Decision of the Complaints Committee 02368-15 A woman v The Daily Telegraph

Summary of complaint

1. A woman complained to the Independent Press Standards Organisation that The Daily Telegraph had breached Clause 1 (Accuracy) and Clause 12 (Discrimination) of the Editors’ Code of Practice in an article published on the newspaper’s website in March 2015.

2. The article was a short report on a public figure, and noted that he had been accused of “making sexual advances towards a vulnerable female constituent”; the complainant was that constituent.

3.The complainant was concerned that the article had inaccurately reported that she had learning difficulties; in fact she has mental health problems. She was further concerned that the inaccurate reporting was discriminatory.

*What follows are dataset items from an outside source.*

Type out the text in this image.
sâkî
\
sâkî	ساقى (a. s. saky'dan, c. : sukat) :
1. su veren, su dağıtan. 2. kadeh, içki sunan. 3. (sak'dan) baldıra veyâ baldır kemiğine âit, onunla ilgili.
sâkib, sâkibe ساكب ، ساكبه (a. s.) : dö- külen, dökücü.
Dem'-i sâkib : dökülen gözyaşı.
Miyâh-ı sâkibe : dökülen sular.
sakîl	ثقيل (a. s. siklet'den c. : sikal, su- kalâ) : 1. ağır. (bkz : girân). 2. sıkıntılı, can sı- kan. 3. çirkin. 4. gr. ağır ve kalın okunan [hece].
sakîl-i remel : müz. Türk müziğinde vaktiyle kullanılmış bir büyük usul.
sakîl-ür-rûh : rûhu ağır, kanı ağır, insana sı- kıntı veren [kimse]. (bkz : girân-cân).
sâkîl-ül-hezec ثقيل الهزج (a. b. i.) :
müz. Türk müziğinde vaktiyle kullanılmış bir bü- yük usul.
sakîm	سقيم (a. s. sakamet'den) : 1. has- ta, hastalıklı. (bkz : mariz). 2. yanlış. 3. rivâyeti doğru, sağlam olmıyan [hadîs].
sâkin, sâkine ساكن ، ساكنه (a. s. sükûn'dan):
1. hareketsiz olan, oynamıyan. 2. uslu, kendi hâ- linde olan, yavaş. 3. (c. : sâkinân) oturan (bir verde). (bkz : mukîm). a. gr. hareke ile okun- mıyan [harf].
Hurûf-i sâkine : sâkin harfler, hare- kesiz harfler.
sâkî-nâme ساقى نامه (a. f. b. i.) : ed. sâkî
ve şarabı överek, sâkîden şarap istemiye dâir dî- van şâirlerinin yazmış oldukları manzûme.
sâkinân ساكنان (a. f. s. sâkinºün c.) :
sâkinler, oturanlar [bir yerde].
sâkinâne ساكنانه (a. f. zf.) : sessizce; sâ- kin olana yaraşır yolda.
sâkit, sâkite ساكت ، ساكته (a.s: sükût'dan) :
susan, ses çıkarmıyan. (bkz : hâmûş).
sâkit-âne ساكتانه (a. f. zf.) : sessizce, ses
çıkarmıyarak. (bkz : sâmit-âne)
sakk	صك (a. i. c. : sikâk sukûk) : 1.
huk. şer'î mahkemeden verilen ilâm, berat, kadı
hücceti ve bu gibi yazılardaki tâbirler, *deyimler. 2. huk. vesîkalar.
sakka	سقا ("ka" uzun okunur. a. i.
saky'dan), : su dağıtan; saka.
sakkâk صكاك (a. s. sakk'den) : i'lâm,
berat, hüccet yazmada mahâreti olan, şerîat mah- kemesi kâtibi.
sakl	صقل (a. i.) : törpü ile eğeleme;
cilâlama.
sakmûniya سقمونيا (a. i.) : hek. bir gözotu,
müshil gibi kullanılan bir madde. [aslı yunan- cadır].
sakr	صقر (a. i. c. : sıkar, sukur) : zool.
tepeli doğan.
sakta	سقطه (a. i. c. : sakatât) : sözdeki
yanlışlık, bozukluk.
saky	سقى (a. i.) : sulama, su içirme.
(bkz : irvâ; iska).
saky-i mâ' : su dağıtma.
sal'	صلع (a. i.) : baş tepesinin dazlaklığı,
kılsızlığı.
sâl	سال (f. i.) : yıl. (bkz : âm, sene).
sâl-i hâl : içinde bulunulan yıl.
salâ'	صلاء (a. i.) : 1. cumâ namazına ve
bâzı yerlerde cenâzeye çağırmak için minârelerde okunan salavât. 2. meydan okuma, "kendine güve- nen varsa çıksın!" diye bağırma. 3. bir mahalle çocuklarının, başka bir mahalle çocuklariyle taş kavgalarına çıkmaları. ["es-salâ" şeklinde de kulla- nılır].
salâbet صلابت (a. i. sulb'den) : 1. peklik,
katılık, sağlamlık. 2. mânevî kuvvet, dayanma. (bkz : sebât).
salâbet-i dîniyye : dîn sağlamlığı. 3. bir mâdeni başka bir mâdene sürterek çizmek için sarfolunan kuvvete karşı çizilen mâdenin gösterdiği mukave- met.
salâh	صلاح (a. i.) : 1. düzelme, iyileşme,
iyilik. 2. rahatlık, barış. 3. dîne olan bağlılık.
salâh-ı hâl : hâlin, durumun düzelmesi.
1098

4. The newspaper acknowledged that the article had been inaccurate; the journalist had made an unfortunate error. The newspaper apologised to the complainant for the distress caused, although noted that those who did not already know her would not be able to identify her from the article. It removed all reference to her from the article, and offered to append an explanatory footnote, including an apology for the error. It originally offered to also publish an additional apology in the print newspaper, but amended its offer of remedy on realising that the reference complained of had not appeared in the print version of the article.

5. The complainant said that this offer could not remedy the distress that had been caused to her. She did not want the footnote to be published.

Relevant Code Provisions

6. Clause 1 (Accuracy)

i) The press must take care not to publish inaccurate, misleading or distorted information, including pictures.

ii) A significant inaccuracy, misleading statement or distortion once recognised must be corrected, promptly and with due prominence, and – where appropriate – an apology published.

Clause 12 (Discrimination)

i) The press must avoid prejudicial or pejorative reference to an individual’s race, colour, religion, gender, sexual orientation or to any physical or mental illness or disability.

ii) Details of an individual’s race, colour, religion, sexual orientation, physical or mental illness or disability must be avoided unless genuinely relevant to the story.

Findings of the Committee

7. The Committee welcomed the newspaper’s prompt recognition that the article had been inaccurate, and the immediate steps it had taken to amend the reference. The correct information was already in the public domain and easily accessible; the newspaper had failed to take care over the accuracy of the article. The Committee found that the established inaccuracy gave a significantly misleading impression of the complainant in what was clearly a sensitive case. The inaccuracy required correction under Clause 1 (ii) of the Code.

8. The reference to the complainant’s vulnerability was genuinely relevant to the events reported. The reference to learning difficulties was not prejudicial or pejorative; it was included in error, and not in a way which discriminated against the complainant. There was no breach of Clause 12.

Conclusions

9. The complaint was upheld under Clause 1 (Accuracy).

Remedial Action Required

10. The newspaper had already removed all reference to the complainant from the article and offered to publish a footnote. Given that the inaccuracy in this case was a reference to an anonymised person, and was not in the context of an in-depth analysis of the case, but in an update on the public figure’s career, a footnote was the appropriate remedy to the established breach of the Code. In normal circumstances the Committee would now require the publication of the footnote. However, this was a particularly sensitive case, and the complainant had made clear that she did not want a footnote added to the article. On this occasion, the offer of the footnote was sufficient. The newspaper was not required to publish it.